Samstag, 8. März 2014

Essen mit Würde


Vegan versus Schweinebauch, Demeter versus Discounter, Zero versus Zucker … Eigentlich können mir diese Kategorien gestohlen bleiben. Das einzige, was bei der Auswahl von Nahrung wirklich zählt ist: Ist ein würdevoller Verzehr in der Öffentlichkeit möglich oder nicht? Prinzipiell geeignet sind beispielsweise Salzstangen. Die kann man sich als Antennen in die Ohren oder als lustige Zähne unter die Lippe stecken, muss aber nicht. Ebenfalls prinzipiell geeignet sind Spaghetti. Die kann man sich tellerweise in den Mund schaufeln und dann alles, was raushängt, sauber mit der Schere abschneiden, muss aber nicht. Auf Milchschnitte trifft das gleiche zu: Hineinbeißen oder in einem komplizierten Nag- und Schab-Vorgang versuchen, die mittlere Schicht von den beiden äußeren zu trennen – c’est en vous. 

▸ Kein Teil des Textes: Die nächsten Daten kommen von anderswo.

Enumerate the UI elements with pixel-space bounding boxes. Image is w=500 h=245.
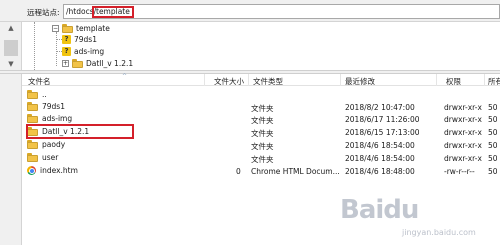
file-name-cell: .. [27, 90, 47, 99]
column-filesize[interactable]: 文件大小 [214, 76, 244, 87]
file-row[interactable]: user 文件夹 2018/4/6 18:54:00 drwxr-xr-x 50 [22, 152, 500, 164]
file-name-cell: user [27, 153, 58, 162]
column-modified[interactable]: 最近修改 [345, 76, 375, 87]
file-modified: 2018/4/6 18:54:00 [345, 154, 415, 163]
file-perms: -rw-r--r-- [444, 167, 475, 176]
folder-icon [27, 153, 38, 162]
file-row[interactable]: .. [22, 89, 500, 101]
file-perms: drwxr-xr-x [444, 103, 482, 112]
scroll-up-icon[interactable]: ▲ [6, 24, 16, 32]
file-modified: 2018/8/2 10:47:00 [345, 103, 415, 112]
folder-icon [72, 58, 83, 68]
folder-icon [27, 114, 38, 123]
file-modified: 2018/4/6 18:48:00 [345, 167, 415, 176]
column-separator[interactable] [204, 74, 205, 86]
file-owner: 50 [488, 103, 498, 112]
file-perms: drwxr-xr-x [444, 154, 482, 163]
tree-item-label: template [76, 23, 110, 33]
tree-item-label: ads-img [74, 46, 105, 56]
file-name: ads-img [42, 114, 73, 123]
file-name-cell: index.htm [27, 166, 78, 175]
file-owner: 50 [488, 167, 498, 176]
file-type: 文件夹 [251, 142, 274, 151]
tree-item-datll[interactable]: + Datll_v 1.2.1 [62, 57, 133, 69]
folder-icon [62, 23, 73, 33]
list-header: ^ 文件名 文件大小 文件类型 最近修改 权限 所有 [22, 73, 500, 87]
file-type: 文件夹 [251, 129, 274, 138]
highlight-box [26, 124, 134, 139]
tree-item-79ds1[interactable]: ? 79ds1 [62, 33, 97, 45]
remote-site-label: 远程站点: [27, 8, 60, 17]
file-name: paody [42, 140, 66, 149]
file-modified: 2018/4/6 18:54:00 [345, 141, 415, 150]
file-size: 0 [236, 167, 241, 176]
file-type: Chrome HTML Docum... [251, 167, 340, 176]
file-row[interactable]: paody 文件夹 2018/4/6 18:54:00 drwxr-xr-x 5… [22, 139, 500, 151]
file-name-cell: ads-img [27, 114, 72, 123]
file-name-cell: 79ds1 [27, 102, 65, 111]
question-folder-icon: ? [62, 34, 71, 44]
file-type: 文件夹 [251, 116, 274, 125]
remote-dir-tree: − template ? 79ds1 ? ads-img + Datll_v 1… [22, 22, 500, 70]
sort-arrow-icon: ^ [122, 73, 128, 80]
scroll-thumb[interactable] [4, 40, 18, 56]
remote-site-bar: 远程站点: /htdocs/ template [0, 0, 500, 22]
question-folder-icon: ? [62, 46, 71, 56]
column-filename[interactable]: 文件名 [28, 76, 51, 87]
folder-icon [27, 102, 38, 111]
file-name: user [42, 153, 59, 162]
tree-item-label: 79ds1 [74, 34, 97, 44]
file-name: .. [42, 90, 47, 99]
file-name: 79ds1 [42, 102, 65, 111]
tree-guide [56, 32, 57, 66]
column-separator[interactable] [340, 74, 341, 86]
file-type: 文件夹 [251, 155, 274, 164]
column-filetype[interactable]: 文件类型 [253, 76, 283, 87]
file-perms: drwxr-xr-x [444, 141, 482, 150]
expand-icon[interactable]: + [62, 59, 69, 67]
column-owner[interactable]: 所有 [488, 76, 500, 87]
file-owner: 50 [488, 154, 498, 163]
collapse-icon[interactable]: − [52, 24, 59, 32]
column-separator[interactable] [436, 74, 437, 86]
file-owner: 50 [488, 115, 498, 124]
tree-guide [34, 22, 35, 70]
file-owner: 50 [488, 141, 498, 150]
path-highlight: template [92, 6, 134, 18]
file-owner: 50 [488, 128, 498, 137]
file-name-cell: paody [27, 140, 65, 149]
folder-icon [27, 90, 38, 99]
file-modified: 2018/6/15 17:13:00 [345, 128, 420, 137]
file-perms: drwxr-xr-x [444, 128, 482, 137]
file-row[interactable]: index.htm 0 Chrome HTML Docum... 2018/4/… [22, 165, 500, 177]
file-name: index.htm [40, 166, 78, 175]
column-separator[interactable] [248, 74, 249, 86]
column-separator[interactable] [484, 74, 485, 86]
scroll-down-icon[interactable]: ▼ [6, 60, 16, 68]
file-row[interactable]: 79ds1 文件夹 2018/8/2 10:47:00 drwxr-xr-x 5… [22, 101, 500, 113]
remote-file-list: ^ 文件名 文件大小 文件类型 最近修改 权限 所有 .. 79ds1 文件夹 … [22, 73, 500, 245]
left-scrollbar[interactable]: ▲ ▼ [0, 22, 22, 245]
folder-icon [27, 140, 38, 149]
tree-item-label: Datll_v 1.2.1 [86, 58, 134, 68]
tree-item-ads-img[interactable]: ? ads-img [62, 45, 104, 57]
file-perms: drwxr-xr-x [444, 115, 482, 124]
column-permissions[interactable]: 权限 [446, 76, 461, 87]
file-modified: 2018/6/17 11:26:00 [345, 115, 420, 124]
chrome-file-icon [27, 166, 36, 175]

Und dann gibt es da aber so Sachen, die sind garstig, hinterfotzig und gemein, unzufrieden mit ihrem Dasein und darob arglistig, missgünstig und schadenfroh. Und deswegen darf man nie, niemals auf ihr schmeichelndes Äußeres hereinfallen und sich geblendet von Versuchung zu einem Verzehr an Ort und Stelle hinreißen lassen. Niemals! Beginnen wir mit dem profanen Döner und dem nicht minder profanen Burger, letzterer freilich nicht vom Schachtelwirt sondern dem Bratling unseres Vertrauens. Wenn der nämlich serviert wird, also der Burger, ist er meistens ungefähr so dick wie die Sammelausgabe „Herr der Ringe“, und hat da schon mal jemand versucht, hineinzubeißen? Eben. Man hat die Wahl, entweder schlangengleich den Unterkiefer auszuhängen und das Trumm im Ganzen zu inhalieren, oder beim Versuch, weniger gefräßig zu erscheinen, das Risiko einzugehen, hinterher nicht etwa eine Serviette, sondern direkt eine Dusche zu benötigen, weil einem die Soße bis zu den Ellenbogen hinabrinnt. 

Ähnliches gilt für den Döner: Beißt man links hinein, fällt alles heraus, gleiches gilt für rechts. Also entscheidet man sich notgedrungen für die Mitte, mit dem Effekt, die kommenden Minuten als Batman-Gedenk-Fratze mit joghurtsoßenbedingter Joker-Maskierung zu verbringen. Sozusagen die Königsklasse der Entwürdigung ist und bleibt jedoch der Krapfen. Kardinalsfehler 1: Puder- statt grobem Zucker wählen. Kardinalsfehler 2: Ungeduldig sein und nicht mit Kennermiene das Gebäck in der Hand wiegen, um den Schwerpunkt zu erforschen. 3: Das durchaus getan haben, jedoch dem kindlichen Zwang erliegen, löwengleich die rote Beute von außen einkreisen zu müssen. 4: Wieder nicht wissen, wann’s genug ist. Und dann passieren plötzlich Dinge gleichzeitig und mit denen unweigerlich ein großes, ästhetisches Unglück. Auf der einen Seite schießt das Hiffenmark in alle Richtungen, nur nicht in die orale, derweil’s genau in diesem Bereich aussieht, als hätte vier-Promille-Pete durch den gerollten Hunderter geblasen statt daran zu ziehen. Es gibt also einen weiteren Grund zur Freude darüber, dass die hahalustigefünfte Jahreszeit vorbei und die Phase der inneren Einkehr und Buße gekommen ist. 

Schnell die Salzletten ans Ohr gesteckt und los: „Fette Henne“ im Cult (Dooser Straße), „Wicked Game“ im Stereo (Klaragasse), „Indian Space Night“ in der Desi (Brückenstraße), „We love 90s“ in der Bar77 (Luitpoldstraße, neben an der „Lui Lipstick“, „12 Y Kabbala“ in der Rakete (Vogelweiherstraße) und „First Friday“ im Mach (Kaiserstraße). Am Samstag die „Im Zeichen der Burg“-Release-Party in der KK( Königstraße), „Renegade Snares“ im Nano (Königstraße), „Music for Devoted People“ im Parks (Berliner Platz), „Buckshot“ im Stereo, „Bloody State of Mind“ im Zentralcafé (Königstraße), „Pull the Trigger“ im Hirsch (Vogelweiherstraße), „Disco Classics“ im Terminal (Flughafenstraße) und das gute und vor allem alte „Ü30“ im Löwensaal (Schmausenbuckstraße). Wer zwischendrin à la „Last night a Döner saved my life“ dringend essen muss, dem ist vermutlich auch wurscht, wie er dabei aussieht.